Trained as an emergency physician, my entire career has been spent pondering, searching for, often finding and managing the worst possible eventualities in my patients.  Chest pain is, first and foremost, a heart attack or pulmonary embolus.  Abdominal pain is appendicitis, a ruptured tubal pregnancy.  Fever with headache is meningitis.  And neck pain from a car wreck is an unstable cervical spine fracture.

So it has taken enormous effort to ‘dial-down’ my response to my wife’s recent cancer, treatment and recovery.  I drive her to distraction with ‘how are you feeling?’  I pester her endlessly to eat.  I have imagined every bump or cough a metastasis.  I have envisioned all the worst outcomes imaginable.  I endlessly ‘catastrophize,’ as one pastor put it.  And yet, God has seen us through so much.  She is thriving, six months from her diagnosis and three months from her last chemotherapy and radiation treatment; almost three months from her life-threatening pulmonary embolus.

We have been through follow-up exams, and scans.  Tense phone calls from tumor boards, anxious moments waiting for radiologists to make pronouncements.   And now, one more thing remains.  Tomorrow she has a little surgery to repair her scar.  And she has a little scope and biopsy to follow up on her slightly abnormal PET scan.  Despite the way my anxiety can run wild, despite the way that Satan gnaws at me with the barbed sword of fear, I know two things.  Rationally, I know that it is likely she will have no problem, and no residual malignancy.  She was treated as aggressively as one could imagine.

But I also know this, I have to know this:  she is in God’s hands.  This is no easy thing.  I am a kind of  ‘medical doubting Thomas.’  ‘Unless I put my hands on the report, unless I see the scan myself, I will not believe in God’s provision.’  But I have to move beyond that.

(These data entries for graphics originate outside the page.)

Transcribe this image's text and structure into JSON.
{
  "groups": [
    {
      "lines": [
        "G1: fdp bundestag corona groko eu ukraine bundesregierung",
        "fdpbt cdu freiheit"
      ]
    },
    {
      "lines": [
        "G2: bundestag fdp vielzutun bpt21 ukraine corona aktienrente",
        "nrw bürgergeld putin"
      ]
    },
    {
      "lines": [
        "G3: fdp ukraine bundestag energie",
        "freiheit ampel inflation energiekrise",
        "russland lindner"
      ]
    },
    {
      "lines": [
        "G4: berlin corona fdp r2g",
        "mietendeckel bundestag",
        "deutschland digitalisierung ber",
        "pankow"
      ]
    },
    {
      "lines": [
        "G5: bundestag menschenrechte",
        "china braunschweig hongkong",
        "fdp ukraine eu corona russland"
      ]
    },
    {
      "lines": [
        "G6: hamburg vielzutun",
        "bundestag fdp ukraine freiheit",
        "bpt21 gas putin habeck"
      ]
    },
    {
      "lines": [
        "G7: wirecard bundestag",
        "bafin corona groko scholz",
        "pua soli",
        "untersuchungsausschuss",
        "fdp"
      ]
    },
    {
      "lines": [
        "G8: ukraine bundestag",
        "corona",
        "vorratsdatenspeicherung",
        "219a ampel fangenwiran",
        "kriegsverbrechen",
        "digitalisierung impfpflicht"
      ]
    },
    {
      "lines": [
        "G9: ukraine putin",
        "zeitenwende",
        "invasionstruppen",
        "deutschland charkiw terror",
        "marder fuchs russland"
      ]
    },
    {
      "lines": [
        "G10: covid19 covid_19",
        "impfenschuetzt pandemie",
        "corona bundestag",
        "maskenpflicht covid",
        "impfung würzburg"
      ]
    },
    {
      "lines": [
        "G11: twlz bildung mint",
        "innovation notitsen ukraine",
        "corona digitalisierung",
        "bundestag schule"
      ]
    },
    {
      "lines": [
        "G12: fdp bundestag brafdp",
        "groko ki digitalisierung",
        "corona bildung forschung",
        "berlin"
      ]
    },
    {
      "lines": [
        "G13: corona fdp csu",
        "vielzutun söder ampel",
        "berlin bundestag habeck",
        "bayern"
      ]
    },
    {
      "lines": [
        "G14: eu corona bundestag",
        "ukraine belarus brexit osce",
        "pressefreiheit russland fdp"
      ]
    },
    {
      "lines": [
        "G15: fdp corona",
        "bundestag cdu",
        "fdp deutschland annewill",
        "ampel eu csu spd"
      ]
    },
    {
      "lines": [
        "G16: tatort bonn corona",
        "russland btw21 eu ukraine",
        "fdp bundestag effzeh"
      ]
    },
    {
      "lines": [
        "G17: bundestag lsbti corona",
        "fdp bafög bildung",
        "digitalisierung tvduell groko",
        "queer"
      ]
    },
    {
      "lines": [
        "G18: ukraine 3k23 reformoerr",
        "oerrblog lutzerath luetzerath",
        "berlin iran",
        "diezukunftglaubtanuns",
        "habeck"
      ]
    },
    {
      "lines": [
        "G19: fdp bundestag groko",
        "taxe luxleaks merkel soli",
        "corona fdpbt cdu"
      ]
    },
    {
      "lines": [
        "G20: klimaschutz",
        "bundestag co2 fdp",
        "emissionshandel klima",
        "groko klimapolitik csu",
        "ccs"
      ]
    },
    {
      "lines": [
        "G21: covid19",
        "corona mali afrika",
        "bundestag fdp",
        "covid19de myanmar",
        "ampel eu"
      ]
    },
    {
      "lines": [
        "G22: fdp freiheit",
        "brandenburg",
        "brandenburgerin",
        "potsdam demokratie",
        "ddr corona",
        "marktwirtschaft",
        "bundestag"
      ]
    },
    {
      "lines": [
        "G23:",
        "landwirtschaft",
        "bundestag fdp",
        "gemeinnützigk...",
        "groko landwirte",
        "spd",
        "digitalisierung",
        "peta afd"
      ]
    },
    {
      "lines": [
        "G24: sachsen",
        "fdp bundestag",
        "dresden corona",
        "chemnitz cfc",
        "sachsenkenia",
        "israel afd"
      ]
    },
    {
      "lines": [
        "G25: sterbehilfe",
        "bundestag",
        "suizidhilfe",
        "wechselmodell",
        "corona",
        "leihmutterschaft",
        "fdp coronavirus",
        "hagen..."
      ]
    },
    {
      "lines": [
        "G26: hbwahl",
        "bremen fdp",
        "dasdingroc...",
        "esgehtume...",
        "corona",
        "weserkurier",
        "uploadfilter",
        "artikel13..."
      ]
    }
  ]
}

I have learned, thanks to this trial, my wife’s wisdom and the Word, that when God says He will rescue us from every trial, that He will ‘keep us from dashing our foot against a stone,’ when He says, ‘The angel of the Lord encamps around those who fear Him, and delivers them from all their troubles,’  He means it from a larger perspective than we can comprehend.  When He says He ‘forgives all our sins and heals all our diseases,’ it is true.  But the meaning is beyond the temporal.

If not, then every believer whose loved one dies of cancer can only rage against a lying, faithless Father.  And each of us, who will universally face the 100% morality of this life, will have cause to be angry with our Creator.

Some will be healed of their diseases, and we can pray for that, and we should pray for that.  I do it every, single, solitary day.  ‘God, Father, please heal my wife.’  So far, He has been faithful to that plea.

However, some will not.  And I do not claim to understand why, nor do I hope to judge God with what Pastor Mark Driscoll calls, ‘three pounds of fallen brain.’  But either way, all of us will find our  ultimate healing in the next life.  So when we trust God, as I am learning, we have to fall back into His arms, trusting that either way, now or later, with immediate joy or joy postponed, we will find the healing we so desire for those we love…and for ourselves.

I was told by a wise man that we were facing this trial because ‘you can be trusted with it.’  I am only now beginning to understand.  And despite my deep-seated, doctor-educated terror, I am seeing that God’s provision dwells mightily in some of the worse circumstances, and that if we would be a ‘light in the darkness,’ we have to be in the darkness.

God deliver us into new light, each and every one!

Please say a prayer for Jan’s surgery tomorrow.